CU Boulder's CLARI Secures $2M Grants for Shapeshifting Upgrades (April 2025)
Published
March 18, 2026
Reading Time
3 min read
Author
Origin Of Bots Editorial Team

Funding Boost Arrives
University of Colorado Boulder researchers secured $2 million in grants in April 2025 to advance their CLARI robot's shapeshifting prowess. The funding splits into a $650,000 award from the U.S. National Science Foundation and $1.4 million from the Air Force Research Laboratory, targeting enhancements for the Compliant Legged Articulated Robotic Insect. Led by Assistant Professor Kaushik Jayaram, the team aims to refine this insect-scale machine for extreme environments, building on prior demos where CLARI demonstrated passive body morphing to navigate tight gaps. This investment accelerates development of untethered versions, promising breakthroughs in confined-space operations.
Morphing Mastery Revealed
CLARI disrupts rigid robotics norms by passively compressing its frame under lateral pressure, narrowing from a neutral square profile to slip through horizontal constraints. Engineers crafted its flexible outer skin and modular leg units using origami pop-up assembly, enabling seamless shape shifts without active control.

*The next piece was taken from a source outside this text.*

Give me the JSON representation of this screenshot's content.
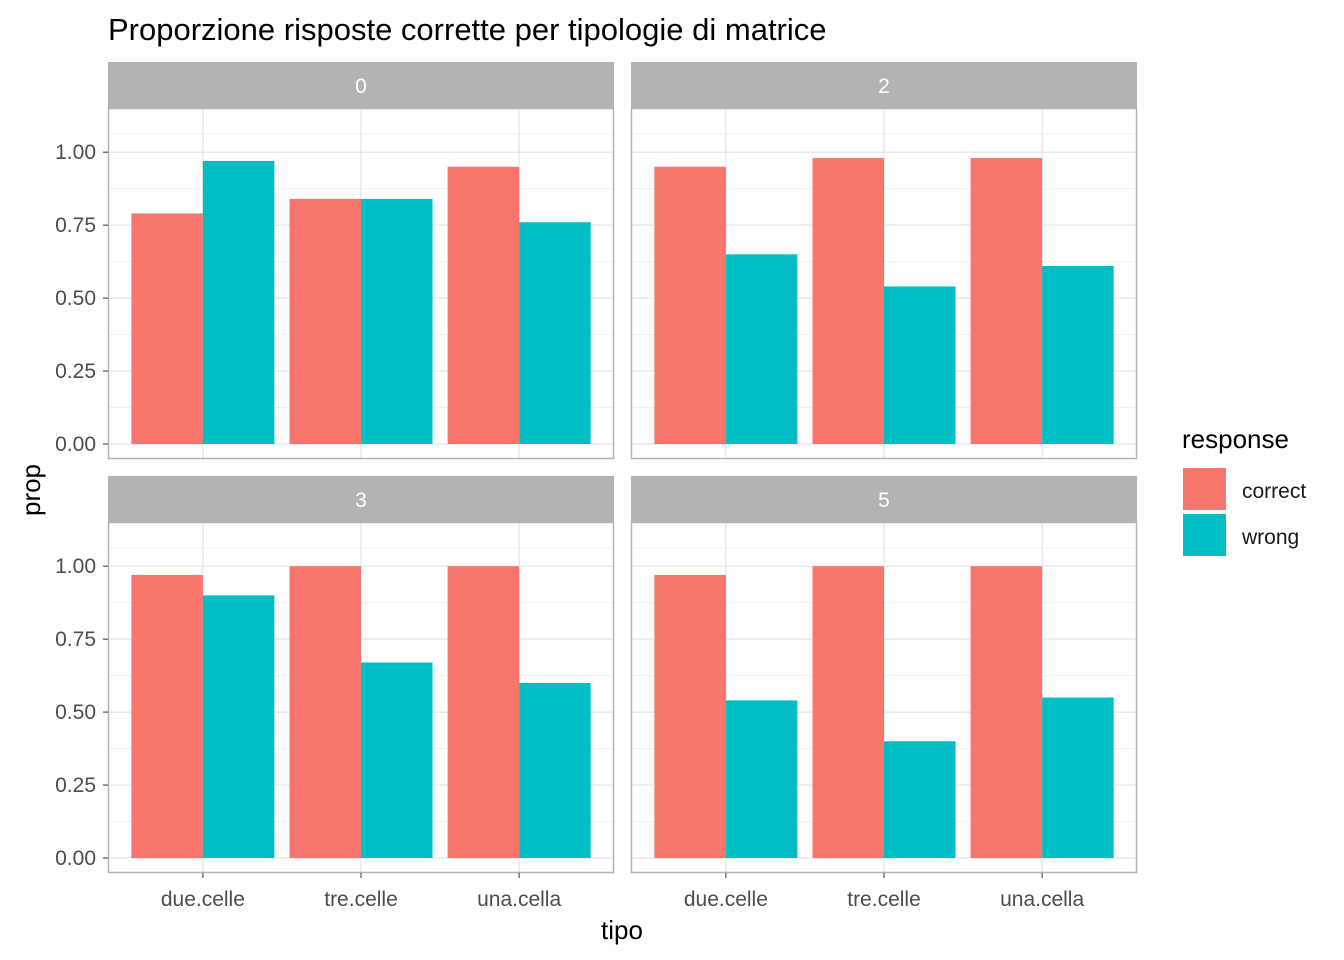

Each leg operates independently via custom piezoelectric actuators, delivering eight degrees of freedom for dexterous gaits like trotting or walking at frequencies up to 10 Hz. Recent lab trials showcased CLARI traversing open terrain and constrained passages, a feat that outpaces traditional legged bots stuck in cluttered settings.

Engineering Edges Emerge
Piezoelectric-driven legs grant CLARI mechanical agility unmatched in insect-scale designs, with laminate fabrication ensuring lightweight durability at just 2.59 grams. The compliant body absorbs forces automatically, preventing jams during exploration, while open-loop control from an external computer directs precise strides. Grant funds will integrate planned 2026 upgrades like obstacle-detection sensors, cameras, and skin-like networks, evolving CLARI toward full autonomy. This modular architecture supports leg customization, potentially spawning spider-like variants for web-climbing or multi-legged stability, redefining adaptability in miniature robotics.
Missions Take Shape
Disaster zones demand CLARI's talents, where it could scout rubble for survivors inaccessible to larger machines, as tested in simulated tight spaces. Machinery inspections in jet engines or pipes benefit from its gap-squeezing ability, while rugged environmental surveys leverage its terrain-adaptive locomotion. Search-and-rescue teams gain a tool for real-time data relay in collapsed structures, and cluttered industrial sites see streamlined maintenance. With funding, deployments in high-stakes scenarios like airplane crawls or pipe networks become viable, transforming how humans probe hazardous realms.

Specs Drive Performance
CLARI measures 3.4 x 3.4 x 2.1 cm in neutral form, compressing to 2.1 cm width for passage through lateral gaps, enabling navigation in spaces mere millimeters wide. At 2.59 grams, its quadrupedal mobility hits 60 mm/s maximum speed in the mCLARI variant, ideal for deliberate cluttered traversal. Tethered operation suits current lab use, with no onboard sensors yet but 2026 plans for cameras and detection arrays. Passive compliance averts entrapment, open-loop control ensures reliable gaits, and custom embedded software offers ROS compatibility, powering inspection-focused missions without payloads.